Judges topic at Cornerstone Genealogical
Judge Farley Toothman, guest speaker at the August meeting of the Cornerstone Genealogical Society, holds a picture of the present day courthouse and the St. Pancras Church in London, England, the latter being the archetype of the present courthouse.
WAYNESBURG – At the August meeting of the Cornerstone Genealogical Society, Program Chairman Marilyn Eichenlaub introduced Judge Farley Toothman, who walked up with picture in hand.
The picture showed today’s courthouse and St. Pancras Church in London, England, which is the architecture style of the present day courthouse.
Toothman began by explaining that in Courtroom 1, there are 11 portraits of Greene County Judges. In 1955, the Greene County Bar Association held a dedication program for the portraits of these judges. During the jury selection process, which can take some time, Toothman regales his courtroom with the history of these judges.
On June 12, 1895, Greene County became the 13th Judicial District and separated from Fayette County. There was a time when Washington, Greene and Fayette counties were all together as one judicial district, said Toothman. At this time, Pennsylvania Governor Daniel Hastings appointed Allen P. Dickey to serve as judge until the first Monday of 1896.
At the general election in 1895, Remembrance L. Crawford was elected judge.
William Nalitz was the first judge elected to serve as the second judge in the Court of Common Pleas. He presides over most of the civil cases and some criminal cases.
Judge H. Terry Grimes is presently Senior Judge. He graduated from California University and Ohio Northern University Pettit Law School. He served as president judge from 1986 to 2009.
Born in Clarksburg, W.Va., Judge Glenn Toothman Jr. attended Potomac State for two years then went to Hampden Sydney College, Va., finishing at Washington & Lee Law School, Lexington, Va. He served as president judge from from 1966 to 1986. He was instrumental in preserving the Greene County Log courthouse, according to Toothman.

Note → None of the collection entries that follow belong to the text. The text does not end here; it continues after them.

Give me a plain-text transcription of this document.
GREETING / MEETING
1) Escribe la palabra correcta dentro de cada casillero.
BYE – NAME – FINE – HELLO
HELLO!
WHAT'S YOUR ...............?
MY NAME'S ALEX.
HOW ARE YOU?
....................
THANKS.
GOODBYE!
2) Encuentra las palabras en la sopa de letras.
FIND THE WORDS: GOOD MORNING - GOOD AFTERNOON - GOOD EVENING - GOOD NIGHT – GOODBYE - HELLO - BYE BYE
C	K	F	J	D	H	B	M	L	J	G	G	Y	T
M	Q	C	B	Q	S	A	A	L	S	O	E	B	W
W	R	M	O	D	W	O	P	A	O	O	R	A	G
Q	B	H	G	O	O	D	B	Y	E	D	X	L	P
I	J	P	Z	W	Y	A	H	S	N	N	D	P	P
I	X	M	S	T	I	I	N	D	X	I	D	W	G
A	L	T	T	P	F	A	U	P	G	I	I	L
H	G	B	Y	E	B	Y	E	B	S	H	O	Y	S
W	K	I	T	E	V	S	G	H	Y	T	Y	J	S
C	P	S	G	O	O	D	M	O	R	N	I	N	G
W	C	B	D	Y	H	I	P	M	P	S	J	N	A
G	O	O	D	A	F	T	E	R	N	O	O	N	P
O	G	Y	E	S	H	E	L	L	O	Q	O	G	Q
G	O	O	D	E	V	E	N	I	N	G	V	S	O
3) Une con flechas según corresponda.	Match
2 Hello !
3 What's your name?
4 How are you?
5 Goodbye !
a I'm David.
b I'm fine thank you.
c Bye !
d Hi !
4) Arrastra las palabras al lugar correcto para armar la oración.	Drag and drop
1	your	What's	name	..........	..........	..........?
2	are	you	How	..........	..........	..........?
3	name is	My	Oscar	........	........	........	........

Judge John I. Hook served as president judge from 1946 to 1966. He was president of Greene County Bar Association, director of the First National Bank and coached the Waynesburg High School basketball team.
A jury room and living arrangements were built onto the courthouse during the term of Challen Waychoff, who served from 1936 to 1946.
The first elected Republican judge was Judge Albert Harwood Sayers, who also served as district attorney from 1926 to 1936.
Judge Joseph Warren Ray, a graduate of Waynesburg College, was elected in 1916 and served 10 years. He was a member of the 51st Congress and a founding member of the Greene County Historical Society.
When he was 12 years old, Judge James Inghram entered Waynesburg College, graduating in 1859. In 1863, he was admitted to the Greene County Bar and practiced law with J.A.J. Buchanan and Judge James Lindsey. In 1895, he ran as an Independent, but lost in the primary to Remembrance Crawford. He was elected in 1905 and served until 1916. He died in 1927.
From 1896 till 1906, Crawford served as president judge. He was a member of the Citizens National Bank board and Waynesburg College trustees.
The only judge to serve six months was Allen Parkinson Dickey, who died in office in 1896.
Chief Justice of the Pennsylvania State Supreme Court, Stephen Leslie Mestrezat, was the only person born in Greene County to achieve this honor. He graduated from Waynesburg College in 1869 and graduated from Washington & Lee University. Robert E. Lee was president of the university while Mestrezat attended there. He became friends with Lee and eventually served as a pall bearer for Lee’s funeral. He only served a short term as judge as he was elected to the Supreme Court while in office.
Greene County had one judge who was impeached. He was Judge Alexander Addison, who served from 1791 to 1803.
The next meeting of Cornerstone Genealogical Society will be at 7 p.m. Sept. 10 with Lynn Gough of California, with the “Jefferson Gold Rush Company.”